Interestingly, the curve of e-Reader ownership shows an almost identical rate and pattern of growth, which raises the question of whether these are one species or two. Although tablets and readers started out as separate species, it’s hard to imagine how they continue to evolve without merging into a functional/price continuum competing in a single market, even if some of them continue to be distinguished by very different screen technologies adapting them for use under different lighting levels. If the two combine into a single product line the case for exponential growth may be strengthened.
So, again, with some basis in statistics and observation, but mostly because I want to create a best-case scenario for new device adoption, I’ve gone with a growth curve that can’t be right in the long term – it has to flatten out – but might be okay in the short term.

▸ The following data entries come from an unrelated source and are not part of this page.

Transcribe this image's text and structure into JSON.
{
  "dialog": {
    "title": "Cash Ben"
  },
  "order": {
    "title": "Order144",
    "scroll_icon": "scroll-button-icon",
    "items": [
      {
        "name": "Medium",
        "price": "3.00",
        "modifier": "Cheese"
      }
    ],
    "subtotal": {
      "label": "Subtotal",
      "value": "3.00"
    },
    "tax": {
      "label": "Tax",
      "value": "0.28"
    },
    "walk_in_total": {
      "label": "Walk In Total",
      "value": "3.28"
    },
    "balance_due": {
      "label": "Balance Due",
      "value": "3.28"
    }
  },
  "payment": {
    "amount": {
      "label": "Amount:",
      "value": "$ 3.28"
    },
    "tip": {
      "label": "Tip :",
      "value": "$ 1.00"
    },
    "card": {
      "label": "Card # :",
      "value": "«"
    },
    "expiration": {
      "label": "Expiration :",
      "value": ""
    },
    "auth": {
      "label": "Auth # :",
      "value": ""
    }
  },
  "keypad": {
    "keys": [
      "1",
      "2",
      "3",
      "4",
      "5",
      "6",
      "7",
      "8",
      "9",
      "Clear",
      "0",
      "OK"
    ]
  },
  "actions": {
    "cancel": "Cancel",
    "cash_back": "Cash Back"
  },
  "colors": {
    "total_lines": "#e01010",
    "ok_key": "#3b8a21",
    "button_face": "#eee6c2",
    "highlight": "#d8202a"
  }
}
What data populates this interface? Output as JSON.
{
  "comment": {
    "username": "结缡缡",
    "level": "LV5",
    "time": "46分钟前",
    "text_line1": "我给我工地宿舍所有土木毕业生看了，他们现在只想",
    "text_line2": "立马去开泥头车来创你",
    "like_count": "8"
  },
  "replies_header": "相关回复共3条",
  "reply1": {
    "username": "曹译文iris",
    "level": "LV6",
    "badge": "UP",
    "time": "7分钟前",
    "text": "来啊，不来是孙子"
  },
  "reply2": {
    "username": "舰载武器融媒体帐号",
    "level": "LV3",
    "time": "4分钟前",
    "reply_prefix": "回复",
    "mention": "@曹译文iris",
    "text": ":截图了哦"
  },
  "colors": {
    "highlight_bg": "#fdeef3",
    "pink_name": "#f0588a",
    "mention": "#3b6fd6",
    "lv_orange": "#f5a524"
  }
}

Using some obviously bogus methods but maintaining at least a nodding relationship to “reality,” I hereby predict that smartphones will essentially eliminate “feature phones” from the cell phone marketplace in about 3 years; at which point, everyone who owns a cell phone—something on the order of 85% of US adults—may own a smartphone. I further predict that in about 1 year ownership of tablets in the US will equal ownership of traditional PCs, with most households owning one or more mini/maxi/reader “tablets.”
All of which means that MR has a very short window for adapting its data collection methods from a PC-centric paradigm to one centered on smartphones and tablets.
This will be one of the biggest challenges in our immediate future for both C+R and in the MR industry as a whole. We simply have to get “mobile” right. As long as our clients demand data-driven insights, we’re going to depend on consumers being willing to share their perceptions and opinions with us, and we depend on technological means to collect that data.
Looking back, the conversion from phone/mall/mail survey data collection to online methods at the end of the 90s seemed like a major revolution that upended almost everything and rang in a new era. But, in hindsight, although the mechanisms of research changed a lot during that period, what now seems to stand out is that the basic paradigm of question-and-answer surveys changed very little. Other than porting surveys from “CRT terminals” in the phone room to PC screens in the nation’s family rooms, dens, bedrooms, and kitchens, the underlying form of the survey hardly changed at all. Surveys grew images, videos, and Flash widgets but the great majority of MR surveys created today for online administration could be ported (back) to the phone room quickly and with ease.
But mobile is going to be different. Cellphone use is dominated by short interactions while few online surveys take less than 20 minutes (and many take more). Today’s surveys, though they can be taken using a mobile device, are a miserable experience because the industry mindset is still fixated on the PC. (My friend and colleague, Bob Relihan, says that the most miserable experience on a cell phone is trying to fill out a web form, and online surveys are composed of one web form after another.) A whole new survey paradigm will have to be invented to model a virtual “long survey” from a series of very short interactions on a mobile device or something resembling a Google Survey. And the sampling industry is going to have to reinvent itself once again.
The “PC revolution” (the 80s) and the “Web revolution” (the 90s) are going to give way to the “Mobile revolution.” The question is “When?” and the answer could easily be, “Very soon!”